Payoff: Manchester by the Sea accomplishes the aforementioned feat by intertwining flashbacks with the present narrative. The alternative could’ve been revealing the past traumas of our main character from the beginning then time-jumping to the present. Thus creating what still might have been an affecting character work, given some of the other plot points, but lacking the concrete structure that makes the turning point of the film feel so bombastic and utterly shell-shocking in its presentation. As it exists, this effect is bolstered by the fact that we, the audience, already care deeply about Lee and are frantic with the need to understand his state of being. Yet another alternative would’ve been to journey through the present and then climax in one long flashback that finally answers our many questions. While this method is not bad by default, its effect hinders on shock value rather than emotional consummation. It becomes a moment that shatters the settled course and reveals a payoff not earned but forced. Mixing flashbacks concurrently with a present narrative is nothing new, but when properly executed, it can make for a heart-wrenching storytelling technique. If Manchester by the Sea did not present characters as deeply layered as they are, all of this would be for naught.

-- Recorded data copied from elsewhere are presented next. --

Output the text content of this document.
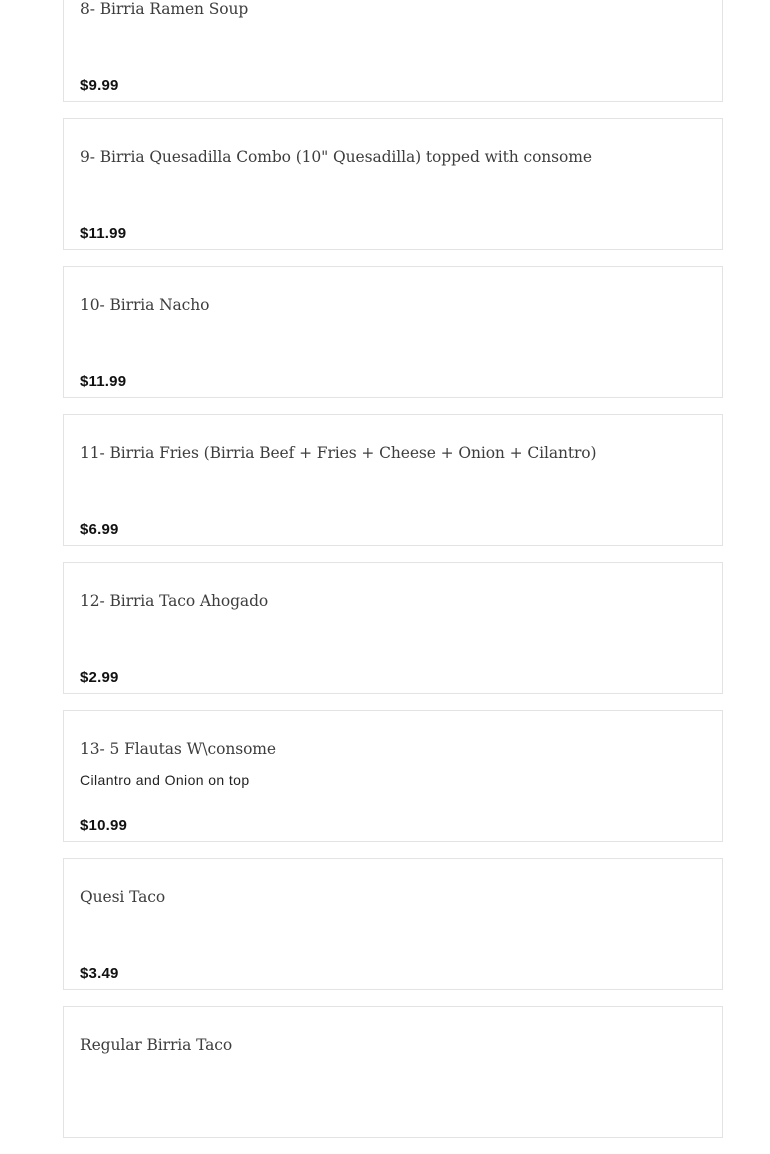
8- Birria Ramen Soup

$9.99

9- Birria Quesadilla Combo (10" Quesadilla) topped with consome

$11.99

10- Birria Nacho

$11.99

11- Birria Fries (Birria Beef + Fries + Cheese + Onion + Cilantro)

$6.99

12- Birria Taco Ahogado

$2.99

13- 5 Flautas W\consome

Cilantro and Onion on top

$10.99

Quesi Taco

$3.49

Regular Birria Taco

Reaction: Visually, this film makes choices that are both risky and strong. I’m not talking about setting. It should come as no surprise that this film’s locations are stunning in their allure, even when they are drained of color, darkened, and invoked with a grim undercurrent. I’m talking about focus. For all the film’s biggest emotional beats, we are shown little, if not none, of the events in question. Instead, we see the reactions… the aftermath and the carnage these events catalyze in our characters. In the film’s biggest storytelling moment, Lonergan chooses not to show what happened directly, but presents Lee as our “audience character.” He stumbles upon the chaos, entering it only after the worst has already passed. From there, we are given his reaction to that event. Visually, this complements a film that prioritizes characters over events and moments.
When the credits roll, the film feels complete, yet unsure in its ending: an intentional invocation of where the characters stand and where they are poised to go from here. Manchester by the Sea is a wonderful film, rendering a tale built around the people within it, which are made viable by the performers acting them out. The film is an exercise in dramatic structure that offers earned payoffs and ever-increasing emotional vulnerability. From beginning to end, this movie is captivating… a testament to the cinematic landscape of 2016 and a remarkable achievement that counts among the very best of the year.